Inaccurate diagnosis leads to inaccurate treatment
To study a novel treatment for a condition, the scientific method requires we agree on diagnostic criteria in order to categorize the disease we want to treat. We find people with that disease, subject them to a treatment, and see if it works. It’s the best we can do. But what if our first step in our medical research, the diagnosis, is inherently flawed?
Variability is so extreme in some diagnoses, as like our car crash example, that the the effectiveness of certain treatments is extremely variable. The variability among test subjects, even those who inhabit the same diagnosis, is probably far greater than we realize, dramatically affecting the measured effectiveness of certain treatment interventions. In other words, we could be ineffectually treating our tank crushed car with a treatment that would be perfect for our fender bender car (like a little touch up paint)… and we would be blind to our mistake.
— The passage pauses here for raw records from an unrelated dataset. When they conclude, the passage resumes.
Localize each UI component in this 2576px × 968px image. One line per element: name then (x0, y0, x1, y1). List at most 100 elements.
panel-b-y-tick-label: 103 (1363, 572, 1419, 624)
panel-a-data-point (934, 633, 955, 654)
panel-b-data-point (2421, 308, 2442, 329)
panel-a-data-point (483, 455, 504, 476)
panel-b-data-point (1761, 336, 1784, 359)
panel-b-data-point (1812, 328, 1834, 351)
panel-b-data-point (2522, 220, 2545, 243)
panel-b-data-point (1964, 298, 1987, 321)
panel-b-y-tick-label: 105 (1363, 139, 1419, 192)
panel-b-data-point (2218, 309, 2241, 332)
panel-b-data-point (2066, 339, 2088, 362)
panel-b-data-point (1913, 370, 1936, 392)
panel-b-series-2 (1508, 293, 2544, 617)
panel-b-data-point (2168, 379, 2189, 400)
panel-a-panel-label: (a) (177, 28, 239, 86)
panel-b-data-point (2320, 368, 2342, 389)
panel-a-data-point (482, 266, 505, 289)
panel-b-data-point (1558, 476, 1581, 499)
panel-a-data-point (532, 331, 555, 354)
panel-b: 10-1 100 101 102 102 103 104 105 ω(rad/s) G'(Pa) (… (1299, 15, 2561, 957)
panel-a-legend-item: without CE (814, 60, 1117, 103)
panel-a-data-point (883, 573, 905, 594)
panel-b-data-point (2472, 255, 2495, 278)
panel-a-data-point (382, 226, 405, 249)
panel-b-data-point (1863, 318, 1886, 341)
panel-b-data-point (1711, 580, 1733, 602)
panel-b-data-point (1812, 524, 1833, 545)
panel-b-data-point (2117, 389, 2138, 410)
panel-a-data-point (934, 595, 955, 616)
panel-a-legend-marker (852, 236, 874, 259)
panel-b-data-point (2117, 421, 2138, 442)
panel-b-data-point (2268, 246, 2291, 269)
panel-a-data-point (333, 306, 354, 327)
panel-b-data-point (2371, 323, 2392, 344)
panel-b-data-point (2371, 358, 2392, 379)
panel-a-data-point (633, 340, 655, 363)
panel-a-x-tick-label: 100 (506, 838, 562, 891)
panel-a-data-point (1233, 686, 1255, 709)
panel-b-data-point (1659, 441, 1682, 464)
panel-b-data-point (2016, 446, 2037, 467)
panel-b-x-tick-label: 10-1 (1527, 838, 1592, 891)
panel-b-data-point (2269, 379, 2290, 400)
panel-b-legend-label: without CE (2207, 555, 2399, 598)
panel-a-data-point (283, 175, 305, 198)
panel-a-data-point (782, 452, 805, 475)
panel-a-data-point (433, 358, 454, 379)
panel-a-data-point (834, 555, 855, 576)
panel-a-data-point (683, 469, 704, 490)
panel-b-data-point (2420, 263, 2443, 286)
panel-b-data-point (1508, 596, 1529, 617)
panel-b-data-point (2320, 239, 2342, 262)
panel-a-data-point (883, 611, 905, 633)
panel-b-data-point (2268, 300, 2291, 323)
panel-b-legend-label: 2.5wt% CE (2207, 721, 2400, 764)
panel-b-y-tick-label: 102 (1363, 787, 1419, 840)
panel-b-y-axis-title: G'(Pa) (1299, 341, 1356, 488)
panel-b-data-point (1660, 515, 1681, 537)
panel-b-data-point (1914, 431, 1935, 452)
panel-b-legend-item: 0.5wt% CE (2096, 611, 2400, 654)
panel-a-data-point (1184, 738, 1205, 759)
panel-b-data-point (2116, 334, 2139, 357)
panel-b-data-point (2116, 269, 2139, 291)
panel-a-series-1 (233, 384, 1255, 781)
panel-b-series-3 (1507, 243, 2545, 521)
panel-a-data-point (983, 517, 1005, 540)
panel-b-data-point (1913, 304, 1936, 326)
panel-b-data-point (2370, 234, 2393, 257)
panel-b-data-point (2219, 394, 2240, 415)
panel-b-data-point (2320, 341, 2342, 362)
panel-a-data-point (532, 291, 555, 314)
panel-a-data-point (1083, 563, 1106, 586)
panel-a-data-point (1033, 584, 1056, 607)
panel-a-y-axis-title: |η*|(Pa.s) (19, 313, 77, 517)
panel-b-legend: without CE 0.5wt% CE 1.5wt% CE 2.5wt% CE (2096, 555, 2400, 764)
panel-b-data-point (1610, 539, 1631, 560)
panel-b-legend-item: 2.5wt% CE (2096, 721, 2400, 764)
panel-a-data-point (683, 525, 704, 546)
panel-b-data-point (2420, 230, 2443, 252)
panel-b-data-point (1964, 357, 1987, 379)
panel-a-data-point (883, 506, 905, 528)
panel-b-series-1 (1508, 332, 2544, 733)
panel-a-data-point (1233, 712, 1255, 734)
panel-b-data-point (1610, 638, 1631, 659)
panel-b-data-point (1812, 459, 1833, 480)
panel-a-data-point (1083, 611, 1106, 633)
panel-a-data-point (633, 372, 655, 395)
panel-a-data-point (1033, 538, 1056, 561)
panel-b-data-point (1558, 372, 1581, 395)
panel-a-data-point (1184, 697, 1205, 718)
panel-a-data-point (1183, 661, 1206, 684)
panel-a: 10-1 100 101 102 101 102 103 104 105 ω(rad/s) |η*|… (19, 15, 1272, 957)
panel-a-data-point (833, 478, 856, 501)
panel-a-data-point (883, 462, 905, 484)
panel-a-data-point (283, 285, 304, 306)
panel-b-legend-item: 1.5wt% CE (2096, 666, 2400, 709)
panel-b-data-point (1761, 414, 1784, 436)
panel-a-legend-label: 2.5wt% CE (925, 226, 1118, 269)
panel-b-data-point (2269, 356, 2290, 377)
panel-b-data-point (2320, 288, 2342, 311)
As our understanding of healthy and diseased states comes more into focus, we need to evolve how we describe them. That way, maybe the next patient who has a collection of symptoms that don’t easily fit into any known diagnosis can assume her doctors will believe her problem is real even though they cannot give it a name. She won’t be desperately clinging to the hope that some pseudo-authority figure wearing a immaculately pressed short white coat and holding tuning fork will walk into her room and tell her the name of what is wrong with her. She won’t need to.